Araştırma yapılırsa Silahlı Kuvvetlere ait olmadığı anlaşılır. Ne silahlar ne de mühimmat TSK'ya aittir. El bombasını tam atım haline getiren tapalardır. Emniyetin elinde de çok miktarda tapa vardır.”
“Kurtuluş Savaşı sırasında mütareke basını olarak adlandırılan basının, subaylara hakaret eden yazılar yayımladığını” ifade eden Dönmez, “Şimdi de bir kısım basın kuruluşu aynısını bize yapıyor” diye konuştu.
AVUKATI AYTEKİN: ZİR VADİSİNDE YAPILAN ARAMADA DÜZMECE DURUMLAR SÖZ KONUSUDUR
Duruşmada söz alan Dönmez'in avukatı Mehmet Nuri Aytekin, “müvekkile isnat edilen suçun uydurulduğunu” ileri sürerek, “Emniyet düzmece delil yaratma yöntemlerinden birisini uygulamıştır” diye konuştu.
Aytekin, sözlerini şöyle sürdürdü:
“Sapanca'daki evde saat 16.00'da arama başlamıştır, saat 22.00'de bitirilmiştir. Ancak 450 tane fişek daha sonra arama tutanağına kaydedilmiştir. Bu hususlar tutanakta belirtilmiştir. Müvekkilimin lojmanında da yapılan aramalarda benzer hususlar görülmektedir. Arama tutanağında belirtilen iki kaleşnikof tüfeğin yerde uzanmış bir şekilde bulunduğu belirtilmektedir, halbuki kendilerine ait zimmetli silah ise yatak odasında bazanın içerisinde bulunmuştur. Bu hususlar çelişkilidir. Kendi silahlarını saklarken niye iki tane kaleşnikof tüfeği yere uzatsınlar. Ayrıca müvekkilime ait olan ve çekmecede bulunan silahı ise bulamamışlardır.

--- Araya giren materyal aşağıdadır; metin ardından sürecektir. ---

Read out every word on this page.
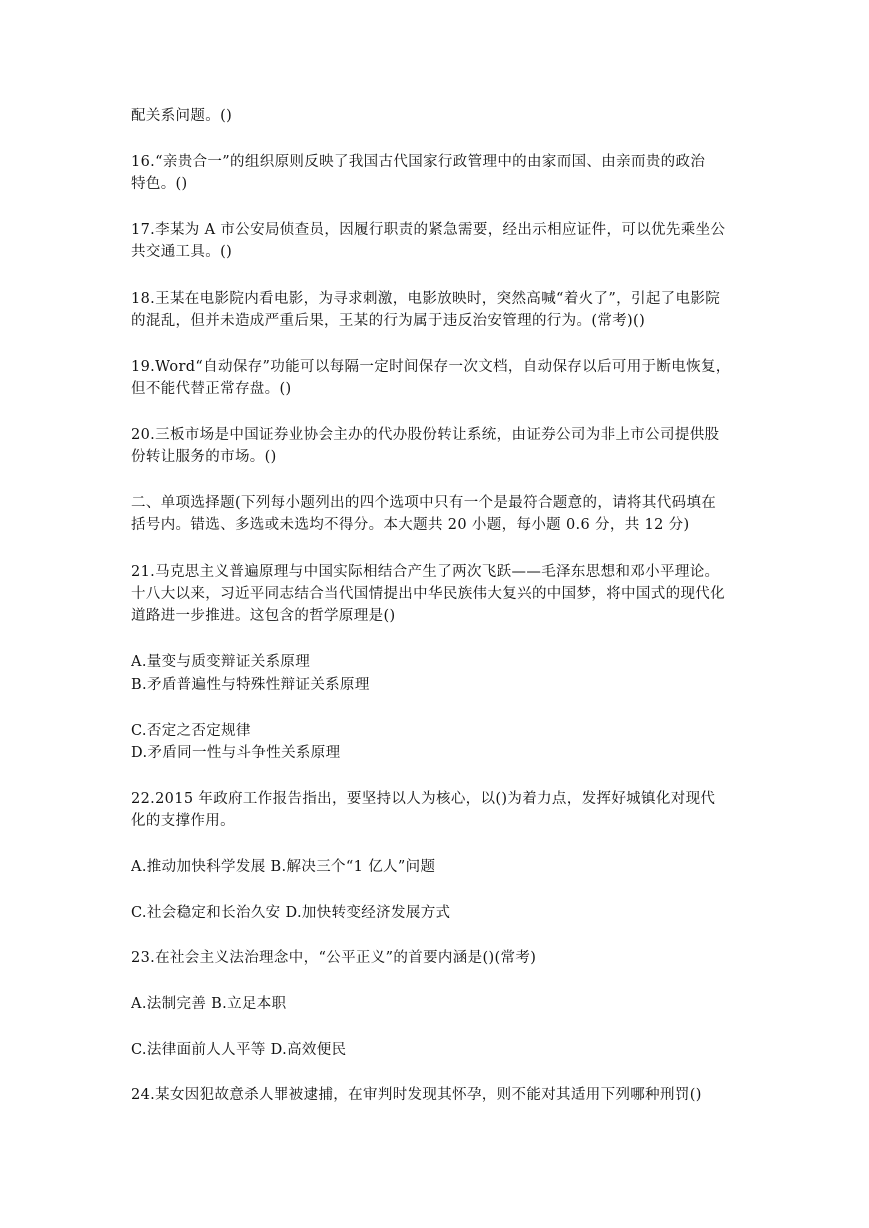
配关系问题。()
16.“亲贵合一”的组织原则反映了我国古代国家行政管理中的由家而国、由亲而贵的政治
特色。()
17.李某为 A 市公安局侦查员，因履行职责的紧急需要，经出示相应证件，可以优先乘坐公
共交通工具。()
18.王某在电影院内看电影，为寻求刺激，电影放映时，突然高喊“着火了”，引起了电影院
的混乱，但并未造成严重后果，王某的行为属于违反治安管理的行为。(常考)()
19.Word“自动保存”功能可以每隔一定时间保存一次文档，自动保存以后可用于断电恢复，
但不能代替正常存盘。()
20.三板市场是中国证券业协会主办的代办股份转让系统，由证券公司为非上市公司提供股
份转让服务的市场。()
二、单项选择题(下列每小题列出的四个选项中只有一个是最符合题意的，请将其代码填在
括号内。错选、多选或未选均不得分。本大题共 20 小题，每小题 0.6 分，共 12 分)
21.马克思主义普遍原理与中国实际相结合产生了两次飞跃——毛泽东思想和邓小平理论。
十八大以来，习近平同志结合当代国情提出中华民族伟大复兴的中国梦，将中国式的现代化
道路进一步推进。这包含的哲学原理是()
A.量变与质变辩证关系原理
B.矛盾普遍性与特殊性辩证关系原理
C.否定之否定规律
D.矛盾同一性与斗争性关系原理
22.2015 年政府工作报告指出，要坚持以人为核心，以()为着力点，发挥好城镇化对现代
化的支撑作用。
A.推动加快科学发展 B.解决三个“1 亿人”问题
C.社会稳定和长治久安 D.加快转变经济发展方式
23.在社会主义法治理念中，“公平正义”的首要内涵是()(常考)
A.法制完善 B.立足本职
C.法律面前人人平等 D.高效便民
24.某女因犯故意杀人罪被逮捕，在审判时发现其怀孕，则不能对其适用下列哪种刑罚()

Zir Vadisinde yapılan aramada da düzmece durumlar söz konusudur. Ben duruşmadan önce bu bölgede bir araştırma yaptım. Bölge sit alanıdır. Burada defineciler zaman zaman arama yapmaktadırlar. Olay öncesinde bir grup polisin bölgeye geldiği yönünde beyanlar bulunmaktadır. Ancak tanıklık yapacak kişi tespit edemedim, tespit ettiğim kişiler de tanıklık yapmaya çekinmişlerdir.
Polislerin bu tür düzmece işlemler yaptıklarını bilmekteyiz. Ergenekon tutuklularından Serdar Öztürk, kendi şahsına ait CD'leri işaretlemiştir, ancak aramada bulunduğu belirtilen ve daha sonra kamuoyuna yansıyan CD'de bu ize rastlanmamıştır. Ergenekon soruşturmasında bu tür komplolar bir çok kez yaşanmıştır.”

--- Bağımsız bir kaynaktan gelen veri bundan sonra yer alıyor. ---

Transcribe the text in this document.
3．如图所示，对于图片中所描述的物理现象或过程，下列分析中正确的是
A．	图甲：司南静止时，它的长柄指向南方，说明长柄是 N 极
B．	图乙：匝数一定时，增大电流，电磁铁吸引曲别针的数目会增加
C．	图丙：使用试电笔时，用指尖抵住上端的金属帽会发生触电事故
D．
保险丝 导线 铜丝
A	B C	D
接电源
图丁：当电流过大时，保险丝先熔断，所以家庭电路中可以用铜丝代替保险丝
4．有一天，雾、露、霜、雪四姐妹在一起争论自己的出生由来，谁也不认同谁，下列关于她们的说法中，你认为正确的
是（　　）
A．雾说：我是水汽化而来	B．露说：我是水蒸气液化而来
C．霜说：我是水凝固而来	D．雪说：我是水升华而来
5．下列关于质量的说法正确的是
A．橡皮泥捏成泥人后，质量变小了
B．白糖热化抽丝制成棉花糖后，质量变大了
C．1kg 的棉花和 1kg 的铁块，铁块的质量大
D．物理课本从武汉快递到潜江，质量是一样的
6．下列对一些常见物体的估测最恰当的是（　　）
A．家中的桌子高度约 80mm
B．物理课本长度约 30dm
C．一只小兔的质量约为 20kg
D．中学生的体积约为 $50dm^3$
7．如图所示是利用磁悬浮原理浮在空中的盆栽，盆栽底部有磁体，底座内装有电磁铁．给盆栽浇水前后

“Müvekkilime ait evlerde yapılan arama ve el koyma işlemlerini içeren görüntülerin tarafımıza verilmesi halinde bu arama ve el koyma işlemlerinin usulsüz olduğunu daha iyi bir şekilde vurgulayacağız” diye konuşan Aytekin, Mustafa Dönmez'in tahliyesine karar verilmesini istedi.

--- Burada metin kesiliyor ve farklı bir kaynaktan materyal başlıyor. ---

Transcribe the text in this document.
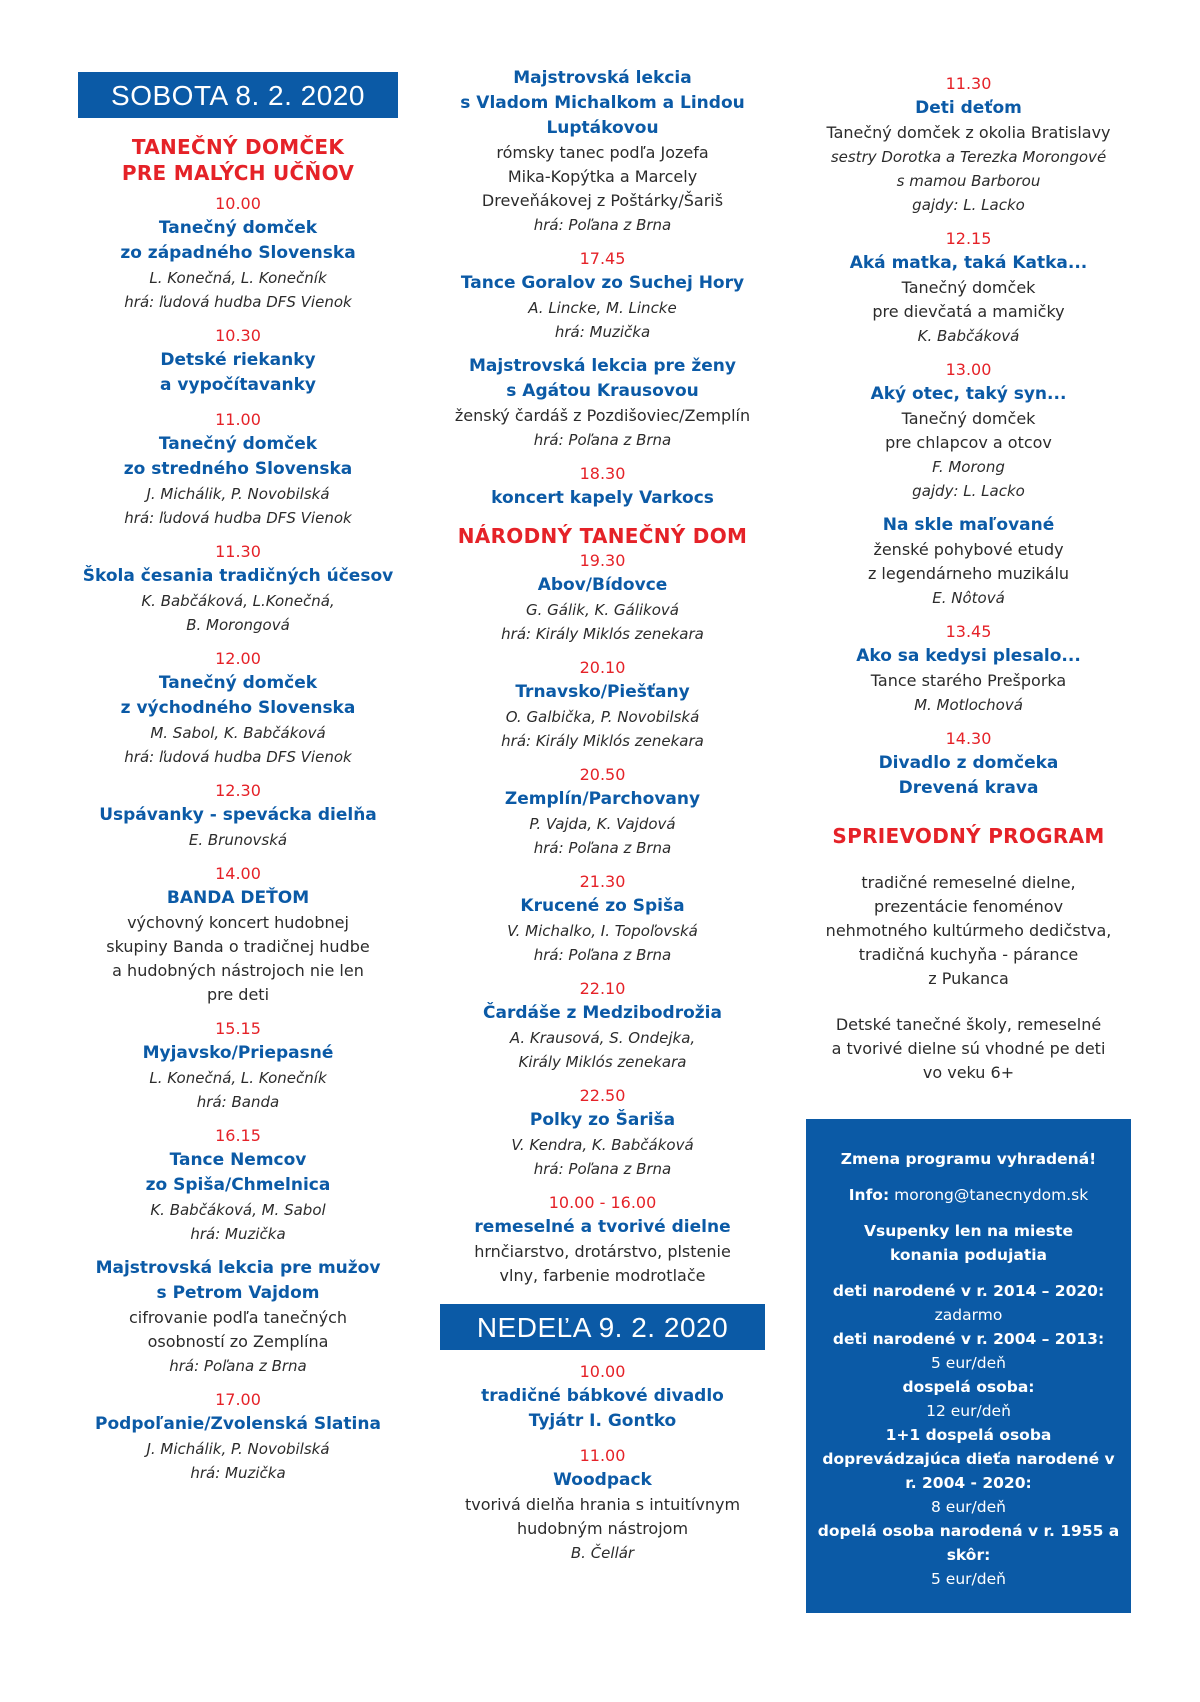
SOBOTA 8. 2. 2020
TANEČNÝ DOMČEK
PRE MALÝCH UČŇOV
10.00
Tanečný domček
zo západného Slovenska
L. Konečná, L. Konečník
hrá: ľudová hudba DFS Vienok
10.30
Detské riekanky
a vypočítavanky
11.00
Tanečný domček
zo stredného Slovenska
J. Michálik, P. Novobilská
hrá: ľudová hudba DFS Vienok
11.30
Škola česania tradičných účesov
K. Babčáková, L.Konečná,
B. Morongová
12.00
Tanečný domček
z východného Slovenska
M. Sabol, K. Babčáková
hrá: ľudová hudba DFS Vienok
12.30
Uspávanky - spevácka dielňa
E. Brunovská
14.00
BANDA DEŤOM
výchovný koncert hudobnej
skupiny Banda o tradičnej hudbe
a hudobných nástrojoch nie len
pre deti
15.15
Myjavsko/Priepasné
L. Konečná, L. Konečník
hrá: Banda
16.15
Tance Nemcov
zo Spiša/Chmelnica
K. Babčáková, M. Sabol
hrá: Muzička
Majstrovská lekcia pre mužov
s Petrom Vajdom
cifrovanie podľa tanečných
osobností zo Zemplína
hrá: Poľana z Brna
17.00
Podpoľanie/Zvolenská Slatina
J. Michálik, P. Novobilská
hrá: Muzička
Majstrovská lekcia
s Vladom Michalkom a Lindou
Luptákovou
rómsky tanec podľa Jozefa
Mika-Kopýtka a Marcely
Dreveňákovej z Poštárky/Šariš
hrá: Poľana z Brna
17.45
Tance Goralov zo Suchej Hory
A. Lincke, M. Lincke
hrá: Muzička
Majstrovská lekcia pre ženy
s Agátou Krausovou
ženský čardáš z Pozdišoviec/Zemplín
hrá: Poľana z Brna
18.30
koncert kapely Varkocs
NÁRODNÝ TANEČNÝ DOM
19.30
Abov/Bídovce
G. Gálik, K. Gáliková
hrá: Király Miklós zenekara
20.10
Trnavsko/Piešťany
O. Galbička, P. Novobilská
hrá: Király Miklós zenekara
20.50
Zemplín/Parchovany
P. Vajda, K. Vajdová
hrá: Poľana z Brna
21.30
Krucené zo Spiša
V. Michalko, I. Topoľovská
hrá: Poľana z Brna
22.10
Čardáše z Medzibodrožia
A. Krausová, S. Ondejka,
Király Miklós zenekara
22.50
Polky zo Šariša
V. Kendra, K. Babčáková
hrá: Poľana z Brna
10.00 - 16.00
remeselné a tvorivé dielne
hrnčiarstvo, drotárstvo, plstenie
vlny, farbenie modrotlače
NEDEĽA 9. 2. 2020
10.00
tradičné bábkové divadlo
Tyjátr I. Gontko
11.00
Woodpack
tvorivá dielňa hrania s intuitívnym
hudobným nástrojom
B. Čellár
11.30
Deti deťom
Tanečný domček z okolia Bratislavy
sestry Dorotka a Terezka Morongové
s mamou Barborou
gajdy: L. Lacko
12.15
Aká matka, taká Katka...
Tanečný domček
pre dievčatá a mamičky
K. Babčáková
13.00
Aký otec, taký syn...
Tanečný domček
pre chlapcov a otcov
F. Morong
gajdy: L. Lacko
Na skle maľované
ženské pohybové etudy
z legendárneho muzikálu
E. Nôtová
13.45
Ako sa kedysi plesalo...
Tance starého Prešporka
M. Motlochová
14.30
Divadlo z domčeka
Drevená krava
SPRIEVODNÝ PROGRAM

tradičné remeselné dielne,
prezentácie fenoménov
nehmotného kultúrmeho dedičstva,
tradičná kuchyňa - párance
z Pukanca

Detské tanečné školy, remeselné
a tvorivé dielne sú vhodné pe deti
vo veku 6+

Zmena programu vyhradená!
Info: morong@tanecnydom.sk
Vsupenky len na mieste
konania podujatia
deti narodené v r. 2014 – 2020:
zadarmo
deti narodené v r. 2004 – 2013:
5 eur/deň
dospelá osoba:
12 eur/deň
1+1 dospelá osoba doprevádzajúca dieťa narodené v r. 2004 - 2020:
8 eur/deň
dopelá osoba narodená v r. 1955 a skôr:
5 eur/deň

Askeri Savcı Binbaşı Yaşar Yüce, sanık Dönmez'in eşi Fatma Dönmez'in tanık olarak dinlemesi için tekrar çağrılmasına ve Yarbay Dönmez'in tutukluluk halinin devamına karar verilmesini istedi.
MAHKEME AJANDAYI İSTEDİ
Duruşma Hakimi Binbaşı Cemil Çelik, Zir Vadisinde yapılan kazılara dayanak olduğu belirtilen kroki ile ilgili olarak, Adli Tıp incelemesinin yaptırılıp yaptırılmadığı, yaptırılmış ise düzenlenen rapordan onaylı bir suretin gönderilmesi; Adli Tıp Kurumu Başkanlığından bu konuda bir rapor alınmamış ise ajandada belirtilen kroki ile sanığın daha önce yazmış olduğu yazı ve işaretler arasında benzerlik olup olmadığı, bu yazıların gerek el yazısı karakteri gerek kullanılan mürekkep açısından aynı el ürünü olup olmadığı hususlarında Adli Tıp Kurumu incelemesi yaptırılabilmesi için krokinin yer aldığı ajandanın mahkemeye gönderilmesi için İstanbul Cumhuriyet Başsavcıvekilliğine müzekkere yazılmasına karar verildiğini açıkladı.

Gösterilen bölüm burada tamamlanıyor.